The lot should have similar growing and harvesting conditions. Forage types, soil types, and weed infestations would be alike, as well as cutting dates, the type of harvest equipment used, weather during growth and harvest and storage conditions.
When grouping bales, Melton suggests grouping by field, source, forage type and quality, and test for nitrates in the future.
If sampling big square bales, Melton advises sampling from the ends.
Sampling standing forage is also a good idea, he said.
When sampling from a large silage pile, he urged extreme caution when using a loader or rake: “Be very careful not to get trapped in a ‘silage avalanche,’ and put safety first,” he said, noting its vital to have a second person with you to assist in emergencies.
Rancher Mark Russell of Courtland, Kansas who taught FFA for 38 years at Pike Valley High School in Scandia, Kansas, attended the February 11th K-State Winter Ranch Management presentations, which included forage sampling.
Forage sampling is something Courtland, Kansas rancher Mark Russell was familiar with from his days teaching FFA at Pike Valley High School in Scandia, Kansas. It was also something he read about thoroughly and shared with his students with a hands-on competent.

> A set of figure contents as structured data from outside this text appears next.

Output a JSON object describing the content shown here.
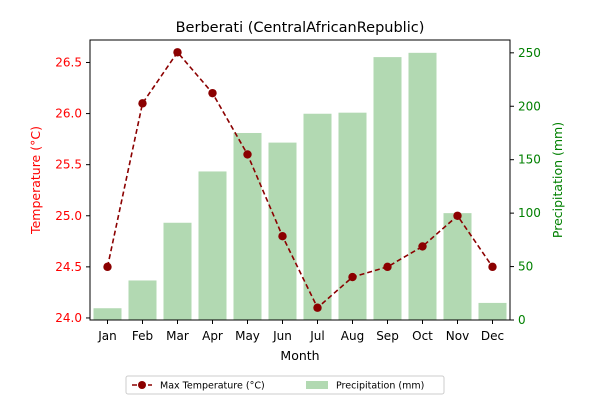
{
  "chart_data": {
    "type": "bar+line",
    "title": "Berberati (CentralAfricanRepublic)",
    "xlabel": "Month",
    "categories": [
      "Jan",
      "Feb",
      "Mar",
      "Apr",
      "May",
      "Jun",
      "Jul",
      "Aug",
      "Sep",
      "Oct",
      "Nov",
      "Dec"
    ],
    "y_left": {
      "label": "Temperature (°C)",
      "ylim": [
        23.98,
        26.72
      ],
      "ticks": [
        24.0,
        24.5,
        25.0,
        25.5,
        26.0,
        26.5
      ],
      "tick_labels": [
        "24.0",
        "24.5",
        "25.0",
        "25.5",
        "26.0",
        "26.5"
      ],
      "color": "#ff0000"
    },
    "y_right": {
      "label": "Precipitation (mm)",
      "ylim": [
        0,
        262
      ],
      "ticks": [
        0,
        50,
        100,
        150,
        200,
        250
      ],
      "tick_labels": [
        "0",
        "50",
        "100",
        "150",
        "200",
        "250"
      ],
      "color": "#008000"
    },
    "series": [
      {
        "name": "Max Temperature (°C)",
        "type": "line",
        "axis": "left",
        "color": "#8b0000",
        "values": [
          24.5,
          26.1,
          26.6,
          26.2,
          25.6,
          24.8,
          24.1,
          24.4,
          24.5,
          24.7,
          25.0,
          24.5
        ]
      },
      {
        "name": "Precipitation (mm)",
        "type": "bar",
        "axis": "right",
        "color": "#b2d9b2",
        "values": [
          11,
          37,
          91,
          139,
          175,
          166,
          193,
          194,
          246,
          250,
          100,
          16
        ]
      }
    ],
    "legend": {
      "placement": "bottom-center"
    },
    "grid": false
  }
}
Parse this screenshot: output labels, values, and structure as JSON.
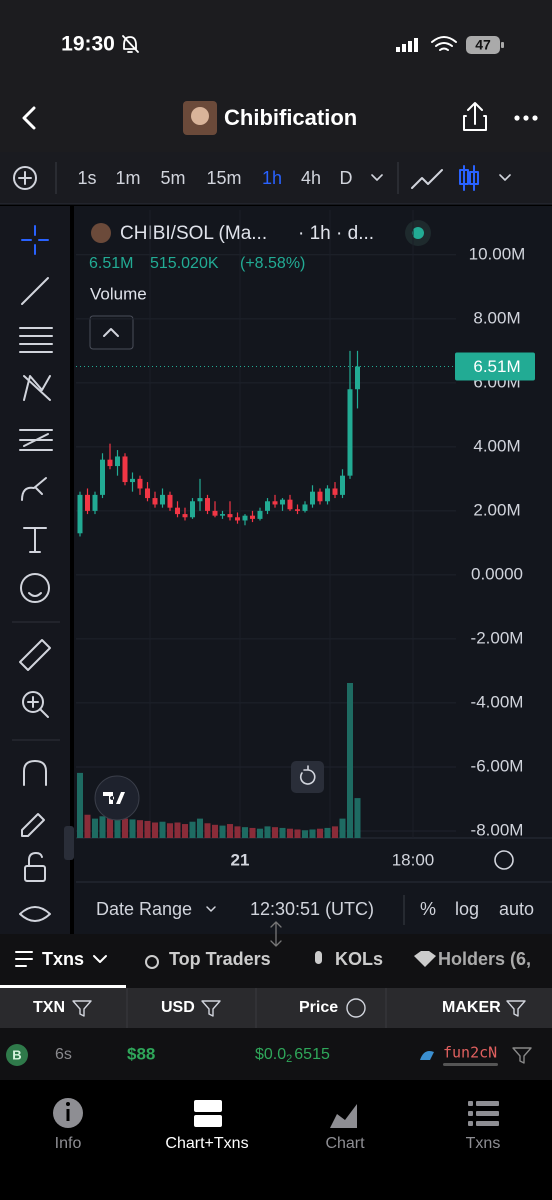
{
  "status_bar": {
    "time": "19:30",
    "battery": "47"
  },
  "header": {
    "title": "Chibification"
  },
  "timeframes": {
    "options": [
      "1s",
      "1m",
      "5m",
      "15m",
      "1h",
      "4h",
      "D"
    ],
    "active_index": 4
  },
  "chart": {
    "type": "candlestick",
    "symbol": "CHIBI/SOL (Ma...",
    "interval": "· 1h · d...",
    "price_text": "6.51M",
    "volume_text": "515.020K",
    "change_text": "(+8.58%)",
    "volume_label": "Volume",
    "ylim": [
      -8220000,
      11400000
    ],
    "yticks": [
      {
        "value": 10000000,
        "label": "10.00M"
      },
      {
        "value": 8000000,
        "label": "8.00M"
      },
      {
        "value": 6000000,
        "label": "6.00M"
      },
      {
        "value": 4000000,
        "label": "4.00M"
      },
      {
        "value": 2000000,
        "label": "2.00M"
      },
      {
        "value": 0,
        "label": "0.0000"
      },
      {
        "value": -2000000,
        "label": "-2.00M"
      },
      {
        "value": -4000000,
        "label": "-4.00M"
      },
      {
        "value": -6000000,
        "label": "-6.00M"
      },
      {
        "value": -8000000,
        "label": "-8.00M"
      }
    ],
    "grid": true,
    "x_labels": [
      "21",
      "18:00"
    ],
    "last_price": {
      "value": 6510000,
      "label": "6.51M"
    },
    "up_color": "#22ab94",
    "down_color": "#f23645",
    "volume_up_color": "#1e6b62",
    "volume_down_color": "#8a2c39",
    "open": [
      1300000,
      2500000,
      2000000,
      2500000,
      3600000,
      3400000,
      3700000,
      2900000,
      3000000,
      2700000,
      2400000,
      2200000,
      2500000,
      2100000,
      1900000,
      1800000,
      2300000,
      2400000,
      2000000,
      1850000,
      1900000,
      1800000,
      1700000,
      1850000,
      1750000,
      2000000,
      2300000,
      2200000,
      2350000,
      2050000,
      2000000,
      2200000,
      2600000,
      2300000,
      2700000,
      2500000,
      3100000,
      5800000
    ],
    "high": [
      2600000,
      2700000,
      2600000,
      3800000,
      4100000,
      3900000,
      3800000,
      3200000,
      3100000,
      2900000,
      2600000,
      2700000,
      2600000,
      2300000,
      2100000,
      2400000,
      3000000,
      2500000,
      2300000,
      2000000,
      2300000,
      1950000,
      1900000,
      2000000,
      2100000,
      2400000,
      2500000,
      2400000,
      2500000,
      2200000,
      2300000,
      2800000,
      2700000,
      2800000,
      2900000,
      3300000,
      7000000,
      7000000
    ],
    "low": [
      1200000,
      1900000,
      1900000,
      2400000,
      3300000,
      3100000,
      2800000,
      2600000,
      2500000,
      2300000,
      2100000,
      2100000,
      2000000,
      1800000,
      1700000,
      1750000,
      2000000,
      1900000,
      1800000,
      1750000,
      1700000,
      1600000,
      1550000,
      1650000,
      1700000,
      1900000,
      2100000,
      2000000,
      2000000,
      1900000,
      1950000,
      2100000,
      2200000,
      2200000,
      2400000,
      2400000,
      3000000,
      5200000
    ],
    "close": [
      2500000,
      2000000,
      2500000,
      3600000,
      3400000,
      3700000,
      2900000,
      3000000,
      2700000,
      2400000,
      2200000,
      2500000,
      2100000,
      1900000,
      1800000,
      2300000,
      2400000,
      2000000,
      1850000,
      1900000,
      1800000,
      1700000,
      1850000,
      1750000,
      2000000,
      2300000,
      2200000,
      2350000,
      2050000,
      2000000,
      2200000,
      2600000,
      2300000,
      2700000,
      2500000,
      3100000,
      5800000,
      6510000
    ],
    "volume": [
      840000,
      300000,
      250000,
      280000,
      320000,
      260000,
      250000,
      240000,
      230000,
      220000,
      200000,
      210000,
      190000,
      200000,
      180000,
      210000,
      250000,
      190000,
      170000,
      160000,
      180000,
      150000,
      140000,
      130000,
      120000,
      150000,
      140000,
      130000,
      120000,
      110000,
      100000,
      110000,
      120000,
      130000,
      150000,
      250000,
      2000000,
      515020
    ]
  },
  "chart_footer": {
    "date_range": "Date Range",
    "time": "12:30:51 (UTC)",
    "options": [
      "%",
      "log",
      "auto"
    ]
  },
  "tabs": [
    "Txns",
    "Top Traders",
    "KOLs",
    "Holders (6,"
  ],
  "table": {
    "columns": [
      "TXN",
      "USD",
      "Price",
      "MAKER"
    ],
    "rows": [
      {
        "type": "B",
        "age": "6s",
        "usd": "$88",
        "price_prefix": "$0.0",
        "price_zeros": "2",
        "price_digits": "6515",
        "maker": "fun2cN"
      }
    ]
  },
  "nav": [
    "Info",
    "Chart+Txns",
    "Chart",
    "Txns"
  ],
  "nav_active": 1
}
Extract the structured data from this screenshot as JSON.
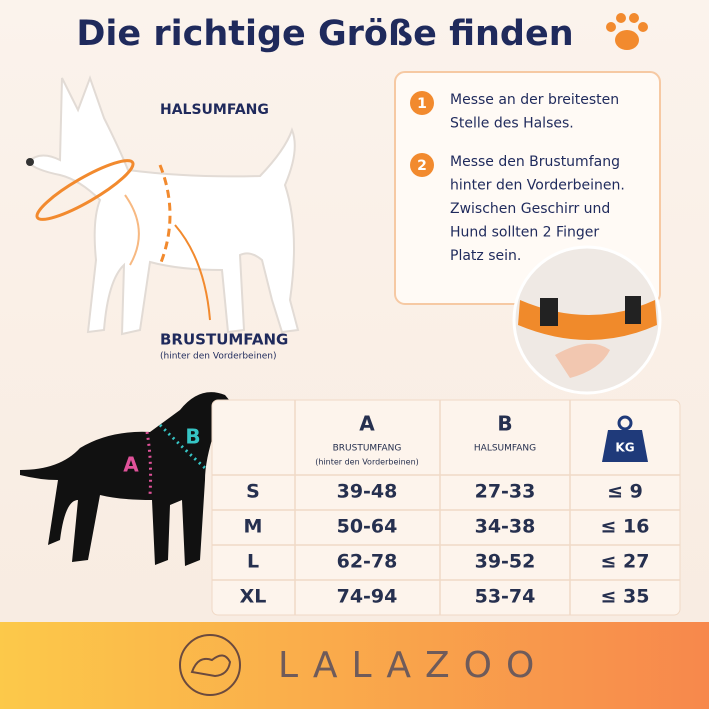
{
  "title": "Die richtige Größe finden",
  "dog_labels": {
    "neck": "HALSUMFANG",
    "chest": "BRUSTUMFANG",
    "chest_note": "(hinter den Vorderbeinen)"
  },
  "steps": [
    {
      "number": "1",
      "lines": [
        "Messe an der breitesten",
        "Stelle des Halses."
      ]
    },
    {
      "number": "2",
      "lines": [
        "Messe den Brustumfang",
        "hinter den Vorderbeinen.",
        "Zwischen Geschirr und",
        "Hund sollten 2 Finger",
        "Platz sein."
      ]
    }
  ],
  "diagram_labels": {
    "a": "A",
    "b": "B"
  },
  "table": {
    "header": {
      "a": {
        "letter": "A",
        "name": "BRUSTUMFANG",
        "note": "(hinter den Vorderbeinen)"
      },
      "b": {
        "letter": "B",
        "name": "HALSUMFANG"
      },
      "weight": "KG"
    },
    "rows": [
      [
        "S",
        "39-48",
        "27-33",
        "≤ 9"
      ],
      [
        "M",
        "50-64",
        "34-38",
        "≤ 16"
      ],
      [
        "L",
        "62-78",
        "39-52",
        "≤ 27"
      ],
      [
        "XL",
        "74-94",
        "53-74",
        "≤ 35"
      ]
    ]
  },
  "brand": "LALAZOO"
}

“I always tried to teach kids how to come up with a balanced ration. We passed the samples around to the kids, along with some analysis from the lab so they could compare … the more leaves you have on alfalfa, the better,” he said.
Russell ranches in a Republic County partnership with a herd made of mainly Red Angus that was in the midst of calving season in early February. For those mothers, nutrition is especially important, and so is forage sampling, he said.
“Like Brett said, it’s important – getting more material from the inside of the bale, because from the outside; you get deterioration from rain, snow or other,” Russell said. “So it’s important to use the probe to get material from the inside the bale.”